7 Kasım 2011 Pazartesi

"Bu arada; hiç başımızdan eksik olmayan gökyüzüne, günün karanlık saatlerine, ara sıra kopsa da fırtınalara, bir gün boğulacağımız denizlere, eski günlere, neler olacağını bilmesek de geleceğe, kötülüklerle dolu olsa bile tarihe, tarihin akışını düze çıkarmaya çalışan tüm güzel yüzlü çocuklara, Donkişotlar 'a, ateş hırsızlarına, Ernesto "Çe" Guevara'ya, yollara-yolculuklara, sevgililere, sevişmelere, sadece düşleyebildiğimiz olamamazlıklara, üşürken ısınmalara, her şeyden sıcak annelere, babalara ve tadını bütün bunlardan alan şarkılara kendi sıcaklığımızı gönderiyoruz. Kötü şeyler gördük. Savaşlar, katliamlar, ölen-öldürülen çocuklar gördük. Kendi dilini, kendi kültürünü, kendisini kaybeden insanlar, topluluklar gördük. Yanan köyler, kentler, ormanlar, hayvanlar gördük. Yoksul insanlar, ağlayan anneler, babalar, her gün bile bile sokaklarda ölüme koşan tinerci çocuklar gördük. Biz de öldük. Ama her şeye rağmen bu yeryüzünde şarkılar söyledik.
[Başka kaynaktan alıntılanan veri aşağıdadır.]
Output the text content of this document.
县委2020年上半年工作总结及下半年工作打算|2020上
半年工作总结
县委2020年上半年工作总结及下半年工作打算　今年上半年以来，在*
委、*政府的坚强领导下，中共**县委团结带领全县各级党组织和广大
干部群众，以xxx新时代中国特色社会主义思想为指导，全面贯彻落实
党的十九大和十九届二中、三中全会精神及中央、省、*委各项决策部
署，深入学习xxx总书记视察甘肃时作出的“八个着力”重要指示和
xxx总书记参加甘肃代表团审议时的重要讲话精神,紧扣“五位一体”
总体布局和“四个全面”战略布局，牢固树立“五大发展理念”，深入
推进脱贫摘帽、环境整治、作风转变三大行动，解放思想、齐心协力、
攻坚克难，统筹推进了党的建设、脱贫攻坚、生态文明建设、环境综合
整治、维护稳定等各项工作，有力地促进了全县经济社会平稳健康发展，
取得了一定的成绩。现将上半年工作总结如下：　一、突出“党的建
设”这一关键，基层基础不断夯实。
Teşekkürler dünya."

29 Ekim 2011 Cumartesi

anlamını yitiren bir şeyler mi var şimdilerde yazdığım şiirlere yabancıyım, sokaklara yabancıyım taşı delemiyor bir çığlık ve apansız su oluyorum ipince, kendime sızıyorum dünya yetmiyor bazan, bırakıp gidebilir miyim?
Ömrüm diyorum şimdi ömrüm/ Üzgün bir çocuksun sen ve yalnız / Öyle kal çünkü bu dünyada / Sana en çok mutsuzluk yakışıyor
gör ki dalgalanıyor hala hayatın güvertesinde korsan bayrakları düşüyor sevginin mavi sularına kuru kafaların gölgesi ve zulüm uzakça bir kıyıya demir atıyor şimdilik...
Şimdi büsbütün bitiyor hikaye Ardında hiçbir iz bırakmadan Kal desem kalırdın biliyorum Ama sen orada kal istersen..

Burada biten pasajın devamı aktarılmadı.